Step 4. This must be a coordinated effort
The way I recommend choosing a therapist can be applied to a lot of things – choosing a camp, choosing childcare, choosing a pediatrician, any big life decisions you must make for your children.
Choose about six people and divide the list so each of you contacts three. Make a list of standard questions to ask, so you get comparable answers and you can compare apples to apples.
After you conduct your research, reconnect with your ex and discuss which is your top choice and why. Then decide who will call each of the top choices and have a conversation.
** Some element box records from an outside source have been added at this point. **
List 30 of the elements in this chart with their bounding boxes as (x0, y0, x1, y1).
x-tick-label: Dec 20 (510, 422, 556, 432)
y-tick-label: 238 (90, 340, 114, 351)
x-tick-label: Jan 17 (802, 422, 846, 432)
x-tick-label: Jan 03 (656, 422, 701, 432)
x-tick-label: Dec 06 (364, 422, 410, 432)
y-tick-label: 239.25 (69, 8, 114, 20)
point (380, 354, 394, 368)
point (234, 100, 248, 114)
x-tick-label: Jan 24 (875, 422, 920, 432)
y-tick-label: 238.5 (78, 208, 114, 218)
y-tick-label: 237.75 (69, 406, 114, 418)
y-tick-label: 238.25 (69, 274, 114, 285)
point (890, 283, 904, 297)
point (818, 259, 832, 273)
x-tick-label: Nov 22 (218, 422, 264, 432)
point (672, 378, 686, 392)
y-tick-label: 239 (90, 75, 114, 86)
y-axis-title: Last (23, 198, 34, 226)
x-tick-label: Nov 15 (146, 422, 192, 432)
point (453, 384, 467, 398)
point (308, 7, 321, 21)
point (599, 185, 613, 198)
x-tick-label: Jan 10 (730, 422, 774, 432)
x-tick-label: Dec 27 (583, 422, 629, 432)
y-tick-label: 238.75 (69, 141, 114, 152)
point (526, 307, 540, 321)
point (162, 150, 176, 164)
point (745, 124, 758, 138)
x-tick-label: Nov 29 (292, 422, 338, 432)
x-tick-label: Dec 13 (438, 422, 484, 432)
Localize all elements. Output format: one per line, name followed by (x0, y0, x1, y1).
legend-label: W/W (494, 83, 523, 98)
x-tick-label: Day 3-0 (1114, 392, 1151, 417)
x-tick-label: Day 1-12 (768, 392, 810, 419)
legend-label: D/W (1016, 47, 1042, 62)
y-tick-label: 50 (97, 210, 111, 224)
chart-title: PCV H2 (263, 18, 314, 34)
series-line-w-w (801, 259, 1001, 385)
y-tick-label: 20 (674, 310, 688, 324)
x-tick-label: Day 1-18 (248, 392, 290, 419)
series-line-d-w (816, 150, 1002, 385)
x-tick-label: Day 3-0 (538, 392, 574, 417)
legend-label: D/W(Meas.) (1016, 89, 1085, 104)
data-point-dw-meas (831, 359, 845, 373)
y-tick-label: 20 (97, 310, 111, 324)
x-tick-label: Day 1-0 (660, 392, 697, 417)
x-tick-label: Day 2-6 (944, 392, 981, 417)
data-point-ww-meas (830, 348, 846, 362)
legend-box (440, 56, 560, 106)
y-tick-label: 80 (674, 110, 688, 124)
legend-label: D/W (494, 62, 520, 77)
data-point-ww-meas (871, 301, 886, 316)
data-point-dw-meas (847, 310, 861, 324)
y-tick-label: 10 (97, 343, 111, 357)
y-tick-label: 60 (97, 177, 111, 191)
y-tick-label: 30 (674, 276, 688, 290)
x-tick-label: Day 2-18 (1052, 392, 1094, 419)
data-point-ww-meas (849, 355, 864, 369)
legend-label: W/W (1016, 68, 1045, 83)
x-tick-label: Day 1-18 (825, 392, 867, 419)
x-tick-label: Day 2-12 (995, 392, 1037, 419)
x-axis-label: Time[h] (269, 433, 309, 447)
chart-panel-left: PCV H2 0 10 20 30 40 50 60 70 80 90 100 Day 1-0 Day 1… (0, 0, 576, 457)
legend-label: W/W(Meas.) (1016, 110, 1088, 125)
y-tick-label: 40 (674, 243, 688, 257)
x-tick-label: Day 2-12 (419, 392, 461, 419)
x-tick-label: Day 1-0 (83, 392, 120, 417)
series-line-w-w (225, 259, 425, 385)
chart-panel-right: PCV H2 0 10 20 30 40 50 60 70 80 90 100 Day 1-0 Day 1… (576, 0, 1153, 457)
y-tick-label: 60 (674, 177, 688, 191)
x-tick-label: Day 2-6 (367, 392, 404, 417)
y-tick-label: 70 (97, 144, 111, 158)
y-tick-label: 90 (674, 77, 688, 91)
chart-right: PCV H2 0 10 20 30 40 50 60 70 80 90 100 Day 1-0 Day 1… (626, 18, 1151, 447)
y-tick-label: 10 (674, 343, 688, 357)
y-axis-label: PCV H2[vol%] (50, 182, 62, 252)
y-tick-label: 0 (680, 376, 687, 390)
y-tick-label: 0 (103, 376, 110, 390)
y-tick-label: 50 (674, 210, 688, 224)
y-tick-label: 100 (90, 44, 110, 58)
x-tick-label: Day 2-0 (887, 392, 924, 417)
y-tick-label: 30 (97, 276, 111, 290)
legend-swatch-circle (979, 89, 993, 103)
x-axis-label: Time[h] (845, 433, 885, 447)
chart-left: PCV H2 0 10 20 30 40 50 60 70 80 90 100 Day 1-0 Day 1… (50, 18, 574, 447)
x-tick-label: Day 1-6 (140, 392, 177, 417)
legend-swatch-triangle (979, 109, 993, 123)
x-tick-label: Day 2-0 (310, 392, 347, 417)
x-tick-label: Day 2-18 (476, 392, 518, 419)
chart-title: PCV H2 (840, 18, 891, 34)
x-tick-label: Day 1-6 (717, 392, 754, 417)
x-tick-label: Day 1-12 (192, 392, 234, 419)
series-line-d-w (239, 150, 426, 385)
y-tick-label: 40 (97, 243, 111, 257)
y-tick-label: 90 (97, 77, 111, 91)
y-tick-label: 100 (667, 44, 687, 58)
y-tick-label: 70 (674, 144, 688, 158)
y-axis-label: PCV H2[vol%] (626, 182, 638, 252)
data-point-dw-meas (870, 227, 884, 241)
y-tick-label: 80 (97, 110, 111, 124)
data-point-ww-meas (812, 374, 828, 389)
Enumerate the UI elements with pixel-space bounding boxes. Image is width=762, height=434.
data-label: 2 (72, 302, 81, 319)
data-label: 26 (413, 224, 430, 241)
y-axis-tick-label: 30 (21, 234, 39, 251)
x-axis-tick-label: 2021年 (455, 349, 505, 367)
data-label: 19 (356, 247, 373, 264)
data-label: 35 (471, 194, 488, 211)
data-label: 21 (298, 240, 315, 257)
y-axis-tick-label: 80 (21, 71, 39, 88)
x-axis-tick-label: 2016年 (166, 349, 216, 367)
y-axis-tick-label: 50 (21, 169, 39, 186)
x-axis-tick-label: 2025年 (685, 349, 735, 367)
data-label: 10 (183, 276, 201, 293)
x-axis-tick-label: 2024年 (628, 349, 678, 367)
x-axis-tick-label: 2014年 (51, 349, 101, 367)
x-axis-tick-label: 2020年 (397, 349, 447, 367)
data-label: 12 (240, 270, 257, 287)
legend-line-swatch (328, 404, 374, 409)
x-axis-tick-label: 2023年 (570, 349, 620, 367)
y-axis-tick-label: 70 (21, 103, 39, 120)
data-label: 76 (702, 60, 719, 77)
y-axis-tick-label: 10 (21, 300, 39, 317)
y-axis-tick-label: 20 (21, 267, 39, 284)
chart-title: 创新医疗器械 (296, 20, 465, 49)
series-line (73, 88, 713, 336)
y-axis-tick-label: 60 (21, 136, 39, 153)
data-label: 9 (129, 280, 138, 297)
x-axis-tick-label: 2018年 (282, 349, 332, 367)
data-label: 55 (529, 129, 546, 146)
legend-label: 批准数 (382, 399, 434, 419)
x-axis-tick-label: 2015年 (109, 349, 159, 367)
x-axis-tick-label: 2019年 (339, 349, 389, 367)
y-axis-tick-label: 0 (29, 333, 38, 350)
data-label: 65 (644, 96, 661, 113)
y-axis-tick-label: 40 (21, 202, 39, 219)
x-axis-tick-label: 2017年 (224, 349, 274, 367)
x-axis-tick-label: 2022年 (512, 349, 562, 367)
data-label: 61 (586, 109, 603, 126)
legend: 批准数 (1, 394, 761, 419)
Let them know you are divorced, and your ex might contact them as well, that you both want to be involved in the process. If they’re open to that and willing, then you know they’re comfortable working with a divorced family. If they hesitate, cross them off your list!
Right now, child therapists are swamped and many have waiting lists, so it’s good to have more than one top choice.
Ask about how they work with a divorced family – does the therapist conduct an individual intake with each parent, or as a family together? How will the latter work, if that is the case? What is communication like? Will the therapist be in touch with both of you?
Step 5. Manage everything as a team
This may sound hard, but it’s worth striving for.
Alternate taking the child to appointments, so you’re both involved and have face-to-face contact with the therapist. You’re also showing your child that you both value the therapy and support this and want to see them get help.
I appreciate when a child therapist uses their time with the child and if there are things to discuss with the parents, in particular with divorced parents in sensitive situations, the therapist can send a brief email copying both parents openly so everybody is in the loop or set up a conference call or zoom with them. Ask about this up front!!
A Few Last Words
Do not go through the process of hiring a child therapist for your legal battle or for the purpose of having a professional say that the child should not see the other parent or have less time with them.
If you’re really putting your child first, the focus should be on getting them the support they need, by an objective party, so your child is not caught in the middle and triangulated between parents.
Any good child therapist who recognizes that there may be issues in one of the homes or if parenting time needs to be restructured for the child’s well-being, knows it should be initiated by the therapist.
Putting therapists in the position of “I’m hiring you because I want to prove that my ex shouldn’t have the kids as much” will run far from that situation!
They choose this profession because their heart and soul is dedicated to helping children. Their priority should be the therapeutic relationship with the child.
Never sign a kid up for therapy and start taking them to a therapist without consulting with the other parent. Once a month is not enough for a therapist to have a therapeutic relationship with a child. Don’t put limits on the other parent or the therapy to exert control. Let the therapist guide the treatment plan.
After all, don’t you want your child to come out of this better and healthier than before?